Conciseness: Is it appropriately brief?
- Test: Can users quickly extract value or do they have to read pages?
Consistency: Are similar queries answered similarly?
- Test: Submit same query multiple times, measure variation
Source Quality: Are citations credible and authoritative?
- Test: Review source documents for quality and relevance
User Experience Dimensions
Ease of Use: Can users be productive without extensive training?
- Measure: Time to first successful query
Speed: Are responses fast enough for the workflow?
- Measure: P50, P95, P99 response times
Reliability: Does it work consistently or fail unpredictably?
- Measure: Error rate, timeout frequency
Learnability: Do users improve with experience?
- Measure: Quality of queries over time
Satisfaction: Do users enjoy or tolerate using it?
- Measure: NPS, CSAT surveys
Key Takeaway
Quality and usability are the only metrics that actually matter for ROI.
You can have perfect transparency into a terrible system. You can have complete control over a tool nobody wants to use. You can have an exit strategy from a product that delivers no value.
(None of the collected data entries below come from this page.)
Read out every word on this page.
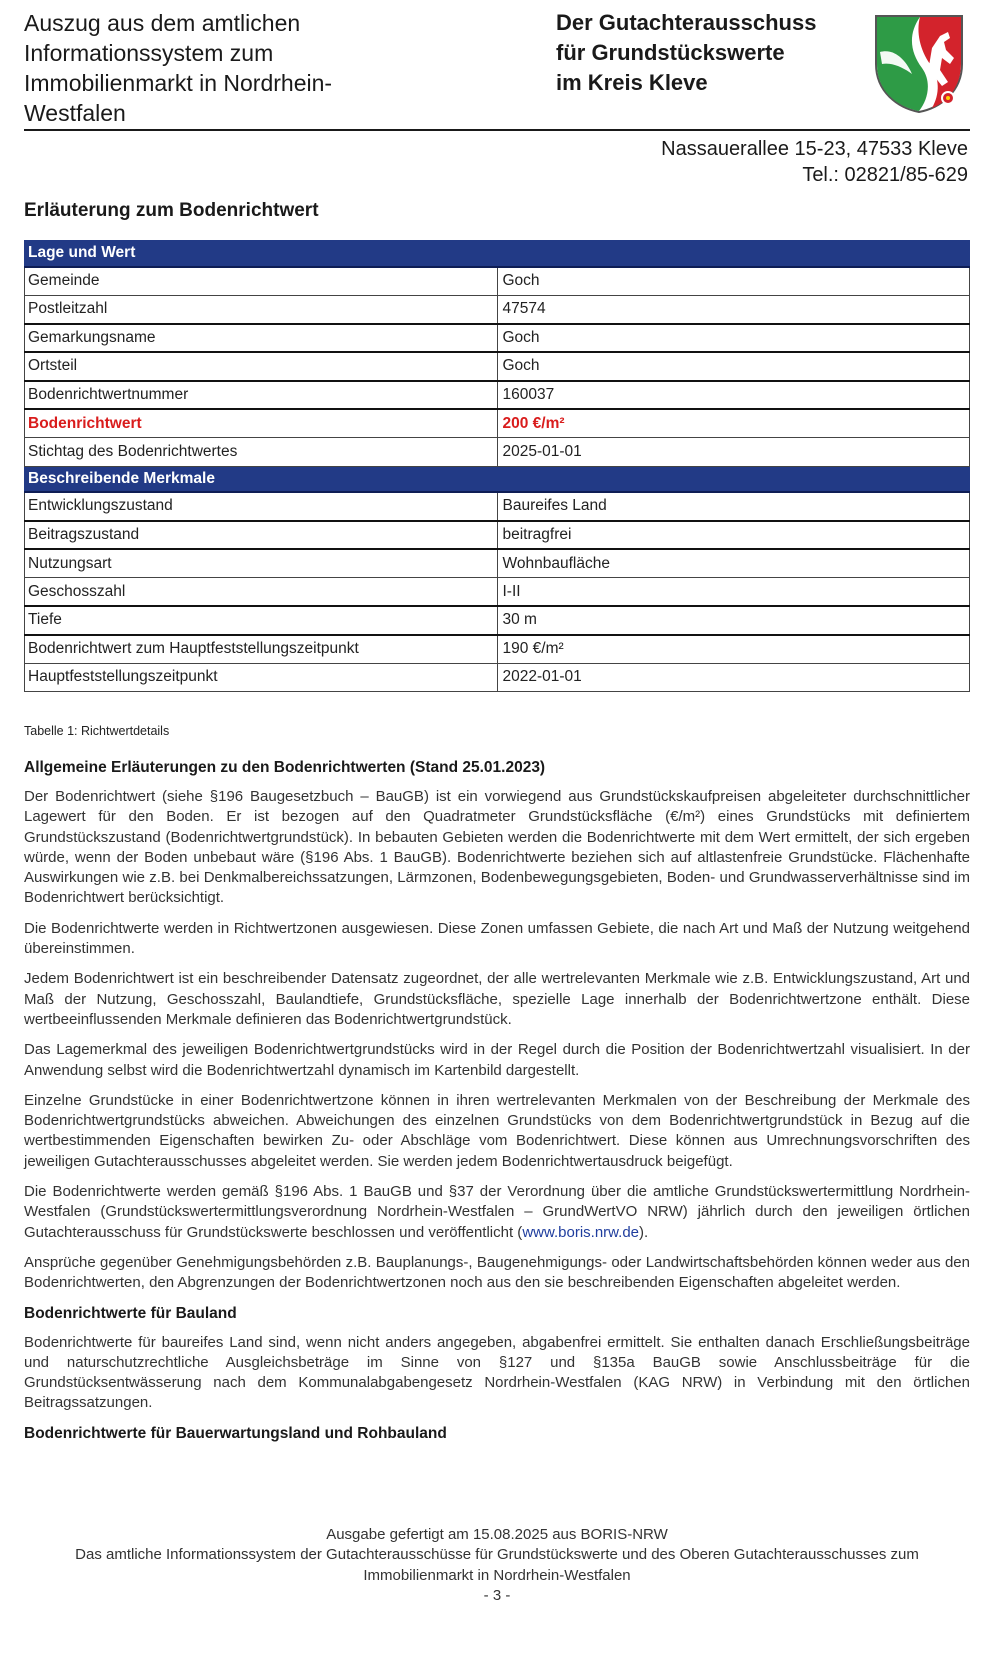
Auszug aus dem amtlichen Informationssystem zum Immobilienmarkt in Nordrhein-Westfalen
Der Gutachterausschuss
für Grundstückswerte
im Kreis Kleve
Nassauerallee 15-23, 47533 Kleve
Tel.: 02821/85-629
Erläuterung zum Bodenrichtwert
Lage und Wert	
Gemeinde	Goch
Postleitzahl	47574
Gemarkungsname	Goch
Ortsteil	Goch
Bodenrichtwertnummer	160037
Bodenrichtwert	200 €/m²
Stichtag des Bodenrichtwertes	2025-01-01
Beschreibende Merkmale	
Entwicklungszustand	Baureifes Land
Beitragszustand	beitragfrei
Nutzungsart	Wohnbaufläche
Geschosszahl	I-II
Tiefe	30 m
Bodenrichtwert zum Hauptfeststellungszeitpunkt	190 €/m²
Hauptfeststellungszeitpunkt	2022-01-01
Tabelle 1: Richtwertdetails
Allgemeine Erläuterungen zu den Bodenrichtwerten (Stand 25.01.2023)

Der Bodenrichtwert (siehe §196 Baugesetzbuch – BauGB) ist ein vorwiegend aus Grundstückskaufpreisen abgeleiteter durchschnittlicher Lagewert für den Boden. Er ist bezogen auf den Quadratmeter Grundstücksfläche (€/m²) eines Grundstücks mit definiertem Grundstückszustand (Bodenrichtwertgrundstück). In bebauten Gebieten werden die Bodenrichtwerte mit dem Wert ermittelt, der sich ergeben würde, wenn der Boden unbebaut wäre (§196 Abs. 1 BauGB). Bodenrichtwerte beziehen sich auf altlastenfreie Grundstücke. Flächenhafte Auswirkungen wie z.B. bei Denkmalbereichssatzungen, Lärmzonen, Bodenbewegungsgebieten, Boden- und Grundwasserverhältnisse sind im Bodenrichtwert berücksichtigt.

Die Bodenrichtwerte werden in Richtwertzonen ausgewiesen. Diese Zonen umfassen Gebiete, die nach Art und Maß der Nutzung weitgehend übereinstimmen.

Jedem Bodenrichtwert ist ein beschreibender Datensatz zugeordnet, der alle wertrelevanten Merkmale wie z.B. Entwicklungszustand, Art und Maß der Nutzung, Geschosszahl, Baulandtiefe, Grundstücksfläche, spezielle Lage innerhalb der Bodenrichtwertzone enthält. Diese wertbeeinflussenden Merkmale definieren das Bodenrichtwertgrundstück.

Das Lagemerkmal des jeweiligen Bodenrichtwertgrundstücks wird in der Regel durch die Position der Bodenrichtwertzahl visualisiert. In der Anwendung selbst wird die Bodenrichtwertzahl dynamisch im Kartenbild dargestellt.

Einzelne Grundstücke in einer Bodenrichtwertzone können in ihren wertrelevanten Merkmalen von der Beschreibung der Merkmale des Bodenrichtwertgrundstücks abweichen. Abweichungen des einzelnen Grundstücks von dem Bodenrichtwertgrundstück in Bezug auf die wertbestimmenden Eigenschaften bewirken Zu- oder Abschläge vom Bodenrichtwert. Diese können aus Umrechnungsvorschriften des jeweiligen Gutachterausschusses abgeleitet werden. Sie werden jedem Bodenrichtwertausdruck beigefügt.

Die Bodenrichtwerte werden gemäß §196 Abs. 1 BauGB und §37 der Verordnung über die amtliche Grundstückswertermittlung Nordrhein-Westfalen (Grundstückswertermittlungsverordnung Nordrhein-Westfalen – GrundWertVO NRW) jährlich durch den jeweiligen örtlichen Gutachterausschuss für Grundstückswerte beschlossen und veröffentlicht (www.boris.nrw.de).

Ansprüche gegenüber Genehmigungsbehörden z.B. Bauplanungs-, Baugenehmigungs- oder Landwirtschaftsbehörden können weder aus den Bodenrichtwerten, den Abgrenzungen der Bodenrichtwertzonen noch aus den sie beschreibenden Eigenschaften abgeleitet werden.

Bodenrichtwerte für Bauland

Bodenrichtwerte für baureifes Land sind, wenn nicht anders angegeben, abgabenfrei ermittelt. Sie enthalten danach Erschließungsbeiträge und naturschutzrechtliche Ausgleichsbeträge im Sinne von §127 und §135a BauGB sowie Anschlussbeiträge für die Grundstücksentwässerung nach dem Kommunalabgabengesetz Nordrhein-Westfalen (KAG NRW) in Verbindung mit den örtlichen Beitragssatzungen.

Bodenrichtwerte für Bauerwartungsland und Rohbauland
Ausgabe gefertigt am 15.08.2025 aus BORIS-NRW
Das amtliche Informationssystem der Gutachterausschüsse für Grundstückswerte und des Oberen Gutachterausschusses zum Immobilienmarkt in Nordrhein-Westfalen
- 3 -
None of that matters if the tool doesn't work.
During evaluation:
- Demand evidence, not promises
- Pilot with real users doing real work
- Track adoption and usage rigorously
- Talk to actual users at reference accounts
- Test edge cases and failure modes
If it doesn't deliver value in the pilot, it won't deliver value in production. Vendor promises won't change that.